You might check if switching from pdftotext to PDFKit (or vice versa, see PDF & PS preferences) will make a difference.

mattmc · November 19, 2008, 3:41pm

I’m getting the same problem but with all pdf scans and imports. Whether it is documents that have images and text, or just text - the log panel says there is ‘no text’ under the info column. I use a ScanSnap 500. I also have IrisScan installed 2 (not sure if that would make a difference).

I’ve tried selecting different indexing methods (pdftotext and PDFKit) but the same keeps happening. I’m not sure what else to try!

rcarlan · November 19, 2008, 10:23pm

I encountered this problem only with one particular PDF (thus far). There was nothing special about this PDF, as far as I could ascertain. It wasn’t protected in any way, and it wasn’t any larger than other PDFs which I imported without problems. Also, its content was similar to other PDFs that imported OK.

I followed Christian Grunenberg’s advice and switched from PDFKit to built-in pdftotext. This appeared to fix the problem - i.e. I was able to import the PDF I had difficulties with previously.

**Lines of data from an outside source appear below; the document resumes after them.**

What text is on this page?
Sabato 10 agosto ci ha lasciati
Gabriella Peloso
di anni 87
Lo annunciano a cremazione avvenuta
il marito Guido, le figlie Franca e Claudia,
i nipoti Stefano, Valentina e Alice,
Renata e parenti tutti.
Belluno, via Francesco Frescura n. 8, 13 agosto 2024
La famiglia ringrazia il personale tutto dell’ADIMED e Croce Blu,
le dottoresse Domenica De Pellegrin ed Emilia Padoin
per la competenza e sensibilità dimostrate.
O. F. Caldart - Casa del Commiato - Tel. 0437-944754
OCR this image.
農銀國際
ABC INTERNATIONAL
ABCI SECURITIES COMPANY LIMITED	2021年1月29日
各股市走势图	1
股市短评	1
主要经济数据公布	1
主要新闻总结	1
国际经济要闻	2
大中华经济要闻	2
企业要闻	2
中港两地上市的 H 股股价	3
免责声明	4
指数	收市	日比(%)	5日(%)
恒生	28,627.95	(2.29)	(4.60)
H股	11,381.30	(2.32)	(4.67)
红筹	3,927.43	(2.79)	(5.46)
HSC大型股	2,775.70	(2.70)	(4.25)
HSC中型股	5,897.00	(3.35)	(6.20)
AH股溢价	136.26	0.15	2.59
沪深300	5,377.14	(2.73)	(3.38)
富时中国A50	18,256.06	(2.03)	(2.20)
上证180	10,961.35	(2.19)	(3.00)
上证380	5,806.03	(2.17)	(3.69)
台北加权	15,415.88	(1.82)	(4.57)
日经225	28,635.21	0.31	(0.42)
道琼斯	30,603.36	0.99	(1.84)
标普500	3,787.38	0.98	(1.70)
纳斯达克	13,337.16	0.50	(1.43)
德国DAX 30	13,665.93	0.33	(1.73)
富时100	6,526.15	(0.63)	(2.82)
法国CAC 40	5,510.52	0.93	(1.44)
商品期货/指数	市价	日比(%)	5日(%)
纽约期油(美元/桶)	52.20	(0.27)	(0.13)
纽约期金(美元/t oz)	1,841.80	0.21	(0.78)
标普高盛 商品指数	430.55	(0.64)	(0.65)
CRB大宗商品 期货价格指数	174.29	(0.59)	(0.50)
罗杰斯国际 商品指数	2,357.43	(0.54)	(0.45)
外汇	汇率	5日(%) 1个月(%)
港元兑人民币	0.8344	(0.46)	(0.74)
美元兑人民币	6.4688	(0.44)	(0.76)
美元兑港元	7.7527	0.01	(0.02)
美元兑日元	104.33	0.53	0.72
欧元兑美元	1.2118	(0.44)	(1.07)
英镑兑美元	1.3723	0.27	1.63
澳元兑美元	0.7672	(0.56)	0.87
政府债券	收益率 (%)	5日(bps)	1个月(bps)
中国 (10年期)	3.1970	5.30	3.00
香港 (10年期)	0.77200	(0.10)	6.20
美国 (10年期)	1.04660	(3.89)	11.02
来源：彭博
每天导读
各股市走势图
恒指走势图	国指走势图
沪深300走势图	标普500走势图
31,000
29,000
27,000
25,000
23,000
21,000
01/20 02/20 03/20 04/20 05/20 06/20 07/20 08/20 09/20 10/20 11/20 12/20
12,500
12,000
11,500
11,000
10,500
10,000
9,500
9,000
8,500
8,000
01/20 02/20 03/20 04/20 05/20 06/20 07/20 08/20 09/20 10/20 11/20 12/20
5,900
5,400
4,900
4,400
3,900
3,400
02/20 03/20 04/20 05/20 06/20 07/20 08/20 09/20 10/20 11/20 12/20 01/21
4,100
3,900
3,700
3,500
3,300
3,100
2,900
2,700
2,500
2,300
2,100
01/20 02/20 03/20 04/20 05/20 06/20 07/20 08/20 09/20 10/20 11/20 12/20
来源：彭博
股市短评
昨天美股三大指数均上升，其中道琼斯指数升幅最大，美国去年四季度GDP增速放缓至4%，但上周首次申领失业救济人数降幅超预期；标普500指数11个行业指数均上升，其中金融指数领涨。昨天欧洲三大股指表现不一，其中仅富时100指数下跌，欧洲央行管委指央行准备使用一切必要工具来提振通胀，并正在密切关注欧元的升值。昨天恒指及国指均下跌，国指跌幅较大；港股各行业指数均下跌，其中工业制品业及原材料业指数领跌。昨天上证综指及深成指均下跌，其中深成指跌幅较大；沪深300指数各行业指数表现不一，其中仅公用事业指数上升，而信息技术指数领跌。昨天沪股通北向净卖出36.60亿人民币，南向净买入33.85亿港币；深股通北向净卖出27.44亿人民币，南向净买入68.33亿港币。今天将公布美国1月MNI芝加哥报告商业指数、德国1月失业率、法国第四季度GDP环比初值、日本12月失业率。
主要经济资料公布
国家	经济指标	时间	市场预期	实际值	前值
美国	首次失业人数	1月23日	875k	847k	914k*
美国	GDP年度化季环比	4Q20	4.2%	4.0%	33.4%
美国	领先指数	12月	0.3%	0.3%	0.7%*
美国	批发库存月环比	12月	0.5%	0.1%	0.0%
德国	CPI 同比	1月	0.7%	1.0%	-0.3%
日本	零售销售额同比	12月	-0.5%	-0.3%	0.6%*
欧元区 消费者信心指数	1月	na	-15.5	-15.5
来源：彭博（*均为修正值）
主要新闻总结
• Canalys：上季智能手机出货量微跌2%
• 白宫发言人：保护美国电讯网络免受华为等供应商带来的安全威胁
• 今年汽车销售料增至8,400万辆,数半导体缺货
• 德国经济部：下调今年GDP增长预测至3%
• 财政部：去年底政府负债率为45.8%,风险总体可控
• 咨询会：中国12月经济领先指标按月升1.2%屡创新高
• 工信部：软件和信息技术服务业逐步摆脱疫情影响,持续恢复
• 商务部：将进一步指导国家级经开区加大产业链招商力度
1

For what it’s worth, when using PDFKit, the failure to convert to text seemed related to size and available resources. With no other applications running (immediately after reboot), the import was successful for up to around 100 pages. It did not seem to matter too much which 100 pages - although the actual number of pages that imported successfully would vary slightly with content. With several other applications running (including a VMware Fusion virtual machine), the import failed at around 70 pages - the same 70 pages that would otherwise succeed immediately after reboot.

It seems pdftotext is superior (at least in this regard) to PDFKit.

Btw, are there any disadvantages in using pdftotext as opposed to PDFKit?

Regards,
Radu Carlan

cgrunenberg · November 20, 2008, 8:52am

Sometimes pdftotext is working better, sometimes PDFKit. Although pdftotext was a little bit more reliable, we’ll use only PDFKit starting with v2 (I guess we’ve ironed out all issues).